Vale, debo relajarme lo más posible y no atacar, sería estúpido, conseguiría que me duerman y no necesito eso.

En mi mente voy imaginando por dónde va la camioneta, desde que arrancó ha ido derecho todo el tiempo, en mi mente memorizo un rápido cálculo de kilómetros y lugares por los que imagino pasamos. De repente se escuchan las sirenas de las patrullas, la camioneta acelera más.

— ¿No podíamos simplemente buscarla a su casa? —se queja un hombre.

—Órdenes son órdenes.

La camioneta dobla a la izquierda. Después de un minuto, de nuevo a la izquierda, las sirenas ya casi no se oyen, otro minuto más a la derecha y dura unos diez minutos.

— ¿No chillarás? —me pregunta alguien.

—Chorradas —resoplo, me acomodo en el asiento y cruzo las piernas—. En realidad, les agradezco por llevarme con el capullo de su jefe.

Escucho a varios reír.

¿Eso es todo? ¿Nadie va a amenazarme con un cuchillo o a drogarme?

Durante varios minutos más la camioneta sigue derecho, da una vuelta a la derecha y después de unos cuantos metros, se detiene. Reconozco el sonido de una reja abriéndose.

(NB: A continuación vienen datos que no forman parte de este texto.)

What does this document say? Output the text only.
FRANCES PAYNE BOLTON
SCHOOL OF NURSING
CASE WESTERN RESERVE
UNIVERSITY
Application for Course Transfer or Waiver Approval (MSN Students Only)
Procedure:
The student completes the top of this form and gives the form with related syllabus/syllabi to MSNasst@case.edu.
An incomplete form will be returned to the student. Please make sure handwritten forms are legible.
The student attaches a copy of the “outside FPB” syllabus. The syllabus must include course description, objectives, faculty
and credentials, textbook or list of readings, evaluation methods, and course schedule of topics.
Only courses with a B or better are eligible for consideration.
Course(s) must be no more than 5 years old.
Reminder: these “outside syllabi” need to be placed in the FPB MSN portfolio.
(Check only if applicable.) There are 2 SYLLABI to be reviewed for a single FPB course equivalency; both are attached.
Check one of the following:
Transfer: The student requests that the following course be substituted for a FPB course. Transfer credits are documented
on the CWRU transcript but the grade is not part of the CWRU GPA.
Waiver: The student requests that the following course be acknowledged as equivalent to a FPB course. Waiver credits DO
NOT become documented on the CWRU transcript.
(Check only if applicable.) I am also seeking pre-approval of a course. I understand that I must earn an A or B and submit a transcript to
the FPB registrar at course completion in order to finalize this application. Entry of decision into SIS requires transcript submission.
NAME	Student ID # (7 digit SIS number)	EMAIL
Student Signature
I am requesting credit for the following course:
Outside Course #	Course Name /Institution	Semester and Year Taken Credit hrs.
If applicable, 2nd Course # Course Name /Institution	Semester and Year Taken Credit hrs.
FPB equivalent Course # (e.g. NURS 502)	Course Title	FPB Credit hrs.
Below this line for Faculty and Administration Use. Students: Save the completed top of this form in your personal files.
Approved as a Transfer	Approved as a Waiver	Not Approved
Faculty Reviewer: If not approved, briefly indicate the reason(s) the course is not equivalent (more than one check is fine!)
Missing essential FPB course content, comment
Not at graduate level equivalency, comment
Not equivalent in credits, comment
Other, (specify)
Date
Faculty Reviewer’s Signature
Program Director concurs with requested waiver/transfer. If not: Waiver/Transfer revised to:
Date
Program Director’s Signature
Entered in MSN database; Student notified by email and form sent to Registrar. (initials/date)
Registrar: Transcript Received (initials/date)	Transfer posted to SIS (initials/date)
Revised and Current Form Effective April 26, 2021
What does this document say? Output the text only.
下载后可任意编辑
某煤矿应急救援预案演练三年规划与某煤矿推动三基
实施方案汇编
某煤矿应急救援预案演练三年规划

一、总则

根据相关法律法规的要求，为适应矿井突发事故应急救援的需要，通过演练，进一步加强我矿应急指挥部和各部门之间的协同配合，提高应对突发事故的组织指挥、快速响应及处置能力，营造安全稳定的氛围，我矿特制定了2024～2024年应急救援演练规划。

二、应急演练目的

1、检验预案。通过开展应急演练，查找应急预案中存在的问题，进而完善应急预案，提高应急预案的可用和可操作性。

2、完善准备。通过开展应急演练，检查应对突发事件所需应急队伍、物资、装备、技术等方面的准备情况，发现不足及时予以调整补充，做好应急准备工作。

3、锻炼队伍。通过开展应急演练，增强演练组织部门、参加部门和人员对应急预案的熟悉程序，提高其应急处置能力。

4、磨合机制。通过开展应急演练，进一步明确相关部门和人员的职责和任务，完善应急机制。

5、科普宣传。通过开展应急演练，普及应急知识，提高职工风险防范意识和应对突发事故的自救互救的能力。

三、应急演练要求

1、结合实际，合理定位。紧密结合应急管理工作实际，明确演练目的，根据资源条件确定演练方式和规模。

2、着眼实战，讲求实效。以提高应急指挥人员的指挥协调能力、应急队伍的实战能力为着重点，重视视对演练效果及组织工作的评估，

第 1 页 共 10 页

—Entonces... ¿Me van a matar?

—No lo creo.

Puedo sentir las miradas encima preguntándose si se me soltaron algunos cables o ya se me fue la olla. Se toparon con la agente de la DEA equivocada.

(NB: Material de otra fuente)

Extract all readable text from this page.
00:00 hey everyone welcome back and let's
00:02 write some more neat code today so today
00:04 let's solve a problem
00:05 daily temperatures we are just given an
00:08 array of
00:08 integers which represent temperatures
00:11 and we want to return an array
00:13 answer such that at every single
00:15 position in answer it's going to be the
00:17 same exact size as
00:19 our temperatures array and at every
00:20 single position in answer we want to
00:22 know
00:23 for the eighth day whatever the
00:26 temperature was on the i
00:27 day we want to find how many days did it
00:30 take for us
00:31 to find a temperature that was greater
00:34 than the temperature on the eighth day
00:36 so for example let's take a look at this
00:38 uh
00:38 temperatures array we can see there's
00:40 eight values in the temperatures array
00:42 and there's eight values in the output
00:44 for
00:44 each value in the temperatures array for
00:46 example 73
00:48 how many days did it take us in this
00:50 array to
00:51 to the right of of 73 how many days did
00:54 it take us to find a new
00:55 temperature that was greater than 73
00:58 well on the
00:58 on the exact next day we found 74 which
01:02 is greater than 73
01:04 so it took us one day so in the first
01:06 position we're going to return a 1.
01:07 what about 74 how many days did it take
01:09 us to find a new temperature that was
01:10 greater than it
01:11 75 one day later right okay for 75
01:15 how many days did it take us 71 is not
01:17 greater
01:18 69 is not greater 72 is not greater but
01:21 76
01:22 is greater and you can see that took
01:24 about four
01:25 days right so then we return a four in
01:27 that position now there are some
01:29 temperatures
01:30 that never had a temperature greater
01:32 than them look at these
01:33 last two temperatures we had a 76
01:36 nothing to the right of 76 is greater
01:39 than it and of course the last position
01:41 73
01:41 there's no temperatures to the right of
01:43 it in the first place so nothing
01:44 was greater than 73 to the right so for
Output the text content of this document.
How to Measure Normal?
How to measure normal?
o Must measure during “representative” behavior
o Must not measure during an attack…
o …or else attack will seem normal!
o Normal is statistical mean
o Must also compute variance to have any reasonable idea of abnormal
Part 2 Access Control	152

Cuando la camioneta es estacionada, salgo voluntariamente y me agarran de los brazos para guiarme por el camino, puesto que sigo sin poder ver. Yo obedezco, no hay por qué perder la calma, con suerte podré escapar.

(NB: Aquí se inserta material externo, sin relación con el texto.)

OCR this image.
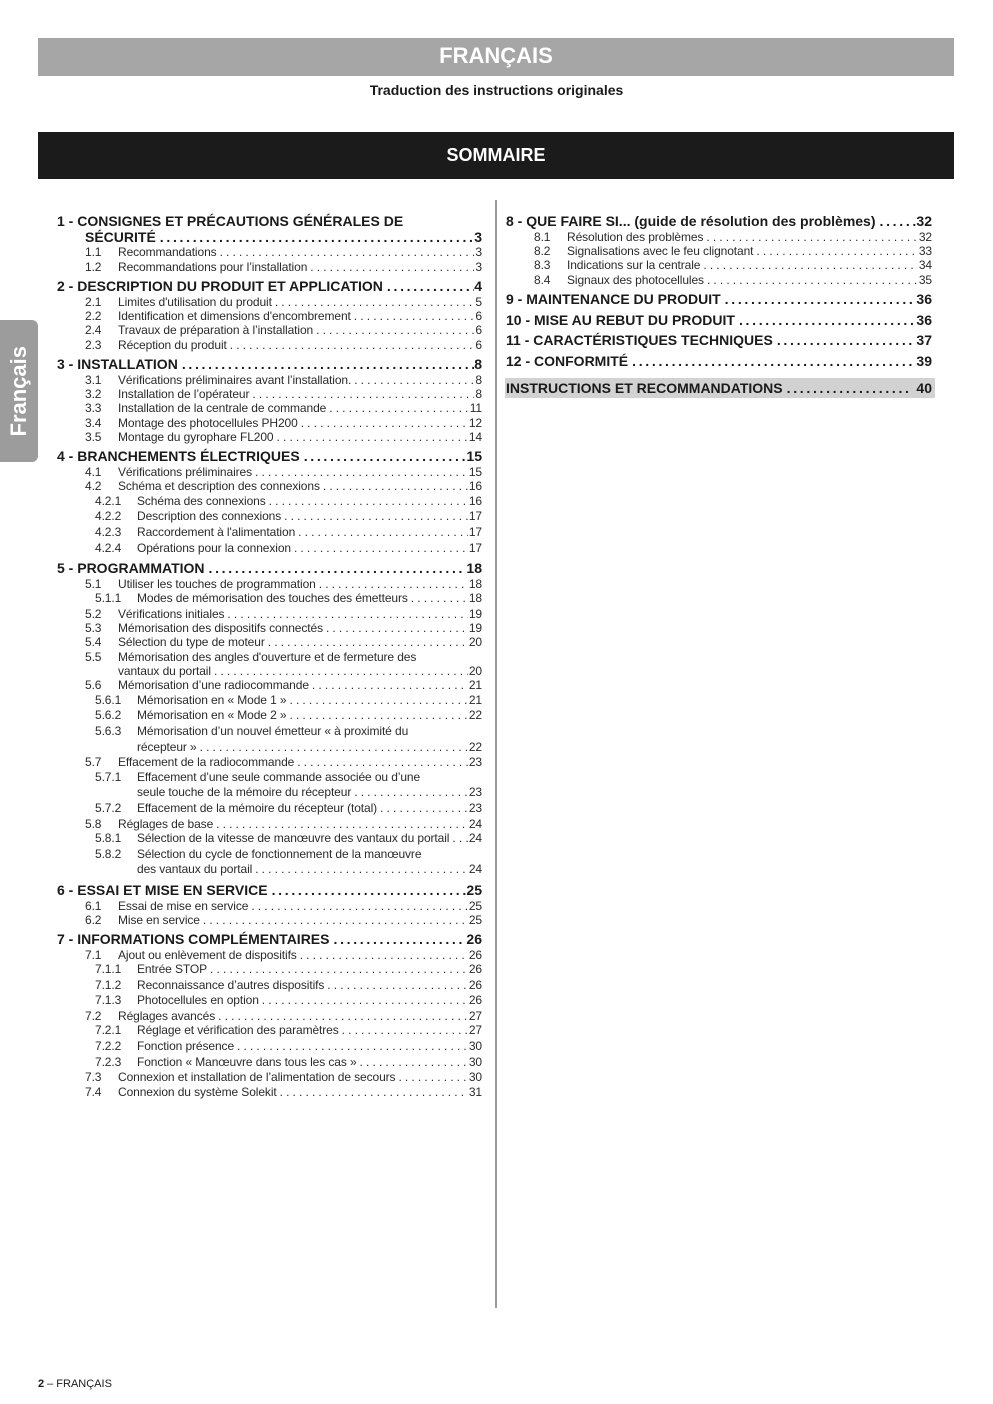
FRANÇAIS
Traduction des instructions originales
SOMMAIRE
Français
1 - CONSIGNES ET PRÉCAUTIONS GÉNÉRALES DE
SÉCURITÉ . . .	3
1.1	Recommandations . . .	3
1.2	Recommandations pour l’installation . . .	3
2 - DESCRIPTION DU PRODUIT ET APPLICATION . . .	4
2.1	Limites d'utilisation du produit . . .	5
2.2	Identification et dimensions d'encombrement . . .	6
2.4	Travaux de préparation à l’installation . . .	6
2.3	Réception du produit . . .	6
3 - INSTALLATION . . .	8
3.1	Vérifications préliminaires avant l’installation. . . .	8
3.2	Installation de l’opérateur . . .	8
3.3	Installation de la centrale de commande . . .	11
3.4	Montage des photocellules PH200 . . .	12
3.5	Montage du gyrophare FL200 . . .	14
4 - BRANCHEMENTS ÉLECTRIQUES . . .	15
4.1	Vérifications préliminaires . . .	15
4.2	Schéma et description des connexions . . .	16
4.2.1	Schéma des connexions . . .	16
4.2.2	Description des connexions . . .	17
4.2.3	Raccordement à l'alimentation . . .	17
4.2.4	Opérations pour la connexion . . .	17
5 - PROGRAMMATION . . .	18
5.1	Utiliser les touches de programmation . . .	18
5.1.1	Modes de mémorisation des touches des émetteurs . . .	18
5.2	Vérifications initiales . . .	19
5.3	Mémorisation des dispositifs connectés . . .	19
5.4	Sélection du type de moteur . . .	20
5.5	Mémorisation des angles d'ouverture et de fermeture des
vantaux du portail . . .	20
5.6	Mémorisation d’une radiocommande . . .	21
5.6.1	Mémorisation en « Mode 1 » . . .	21
5.6.2	Mémorisation en « Mode 2 » . . .	22
5.6.3	Mémorisation d’un nouvel émetteur « à proximité du
récepteur » . . .	22
5.7	Effacement de la radiocommande . . .	23
5.7.1	Effacement d’une seule commande associée ou d’une
seule touche de la mémoire du récepteur . . .	23
5.7.2	Effacement de la mémoire du récepteur (total) . . .	23
5.8	Réglages de base . . .	24
5.8.1	Sélection de la vitesse de manœuvre des vantaux du portail . . . 24
5.8.2	Sélection du cycle de fonctionnement de la manœuvre
des vantaux du portail . . .	24
6 - ESSAI ET MISE EN SERVICE . . .	25
6.1	Essai de mise en service . . .	25
6.2	Mise en service . . .	25
7 - INFORMATIONS COMPLÉMENTAIRES . . .	26
7.1	Ajout ou enlèvement de dispositifs . . .	26
7.1.1	Entrée STOP . . .	26
7.1.2	Reconnaissance d’autres dispositifs . . .	26
7.1.3	Photocellules en option . . .	26
7.2	Réglages avancés . . .	27
7.2.1	Réglage et vérification des paramètres . . .	27
7.2.2	Fonction présence . . .	30
7.2.3	Fonction « Manœuvre dans tous les cas » . . .	30
7.3	Connexion et installation de l’alimentation de secours . . .	30
7.4	Connexion du système Solekit . . .	31
8 - QUE FAIRE SI... (guide de résolution des problèmes) . . .	32
8.1	Résolution des problèmes . . .	32
8.2	Signalisations avec le feu clignotant . . .	33
8.3	Indications sur la centrale . . .	34
8.4	Signaux des photocellules . . .	35
9 - MAINTENANCE DU PRODUIT . . .	36
10 - MISE AU REBUT DU PRODUIT . . .	36
11 - CARACTÉRISTIQUES TECHNIQUES . . .	37
12 - CONFORMITÉ . . .	39
INSTRUCTIONS ET RECOMMANDATIONS . . .	40
2 – FRANÇAIS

Pediré una cama para pasar la noche, ni loca dejaré que me encierren en un sótano o algo así, ni hablar, me lo merezco por colaborar y no hacer drama con lloriqueos o patadas.

Me hacen detener el paso y quitan la venda de mis ojos, parpadeo varias veces para recuperar la vista. Mi escrutadora mirada inspecciona el lugar donde estoy, es un despacho muy lujoso, a la antigua, que huele a porros y a una intensa colonia masculina. Pero, mi agudizado olfato reconoce un particular aroma: coco.

Frente a mí, sentado detrás de un escritorio de roble, está el famoso Dominic Callaghan, con cara de mala leche y los pies sobre el escritorio, el fuego de la chimenea detrás de él resaltando su impresionante belleza, sí, su belleza.